A formação do hiato entre os cotos tendinosos é a grande causa de resultados clínicos ruins após reparo cirúrgico precário de lesão tendinosa(15), podendo estar associada com tamanho de calo, aumento de aderências, proliferação de fibroblastos desordenados, maturação de colágeno retardada e teoricamente diminuição da amplitude efetiva do tendão; porém no tratamento conservador a força de tração muscular seria a responsável pelo hiato entre os cotos tendinosos(9,15,16).

O tratamento cirúrgico bem realizado parece combinar duas propriedades, uma a de prevenir ou minimizar retração e a outra de obter uma boa aposição, já que um hiato amplo entre os cotos tendinosos é preenchido por uma ponte fibrosa provisória, sendo facilmente distendido.

Independentemente da forma de cicatrização tendinosa ocorrida nos animais do experimento, os testes de estresse mecânico realizados mostraram que no grupo de animais sacrificados com dez semanas houve maior resistência à ruptura mecânica em relação ao grupo de animais sacrificados com quatro semanas, porém não observamos diferença significativa quanto ao grau de resistência tendinosa à tração entre animais submetidos ao tratamento cirúrgico e conservador pertencentes ao mesmo grupo.

Em nossa avaliação macroscópica, notamos que houve diminuição da espessura nos tendões submetidos ao tratamento conservador enquanto que no grupo tratado cirurgicamente houve aumento da espessura no local da sutura, o que talvez seja explicado pela formação de granuloma decorrente da sutura; esta é opinião também de outros autores(8,19).

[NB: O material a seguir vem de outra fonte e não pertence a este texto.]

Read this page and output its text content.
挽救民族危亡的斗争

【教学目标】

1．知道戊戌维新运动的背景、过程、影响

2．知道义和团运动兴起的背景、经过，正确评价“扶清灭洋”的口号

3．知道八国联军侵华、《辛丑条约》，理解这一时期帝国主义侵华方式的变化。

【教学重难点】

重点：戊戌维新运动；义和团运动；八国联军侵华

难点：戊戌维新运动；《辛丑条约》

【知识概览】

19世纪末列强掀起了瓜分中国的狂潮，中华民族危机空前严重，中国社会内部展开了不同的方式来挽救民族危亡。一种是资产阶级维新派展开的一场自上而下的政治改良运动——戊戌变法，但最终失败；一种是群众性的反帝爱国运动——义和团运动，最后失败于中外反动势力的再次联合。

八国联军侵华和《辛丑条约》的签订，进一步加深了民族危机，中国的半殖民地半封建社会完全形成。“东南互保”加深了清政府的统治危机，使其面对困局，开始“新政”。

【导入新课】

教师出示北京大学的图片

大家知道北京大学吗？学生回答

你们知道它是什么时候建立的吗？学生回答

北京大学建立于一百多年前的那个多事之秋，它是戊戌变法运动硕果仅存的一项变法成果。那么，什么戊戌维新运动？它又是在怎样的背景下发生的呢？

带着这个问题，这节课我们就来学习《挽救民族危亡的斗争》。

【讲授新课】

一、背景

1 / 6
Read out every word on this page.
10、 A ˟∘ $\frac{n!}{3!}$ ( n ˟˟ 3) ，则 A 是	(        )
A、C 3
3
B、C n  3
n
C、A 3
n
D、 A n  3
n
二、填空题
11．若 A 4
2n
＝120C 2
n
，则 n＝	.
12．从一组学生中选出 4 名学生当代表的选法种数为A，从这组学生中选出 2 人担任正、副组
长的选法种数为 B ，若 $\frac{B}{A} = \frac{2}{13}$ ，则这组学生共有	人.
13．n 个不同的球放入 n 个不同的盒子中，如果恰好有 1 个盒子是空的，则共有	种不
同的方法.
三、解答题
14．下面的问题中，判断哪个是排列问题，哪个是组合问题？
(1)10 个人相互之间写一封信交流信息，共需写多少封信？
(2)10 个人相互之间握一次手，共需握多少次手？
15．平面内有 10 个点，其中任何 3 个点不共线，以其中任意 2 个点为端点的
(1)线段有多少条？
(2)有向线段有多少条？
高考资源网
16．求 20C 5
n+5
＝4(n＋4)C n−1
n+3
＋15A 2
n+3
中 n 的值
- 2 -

A análise histológica evidenciou maior quantidade de colágeno, bem como sua melhor orientação, no grupo tratado cirurgicamente, evidenciando atividade reparadora mais acentuada, fato este também já relatado(1,9,15,16,18), porém, apesar da relativa desorganização celular do grupo tratado conservadoramente, os resultados funcionais foram semelhantes.

A celularidade (fibroblastos e células inflamatórias) em meio de canais vasculares é a resposta inflamatória de defesa a injúria. Isto sugere que o processo de reparo e posterior remodelação com direcionamento das fibras colágenas requer mais tempo. O reparo completo deveria apresentar cicatriz colagênica densa, fibroblastos afastados por tecido colágeno e raras células inflamatórias(2,3,9,24).

CONCLUSÕES

1) A organização celular e a quantificação de colágeno foram maiores no grupo submetido ao tratamento cirúrgico.

2) Não houve diferença, entre os grupos, ao teste da resistência mecânica a ruptura.

3) O tratamento conservador das lesões agudas do tendão calcaneano mostrou resultados semelhantes aos do tratamento cirúrgico.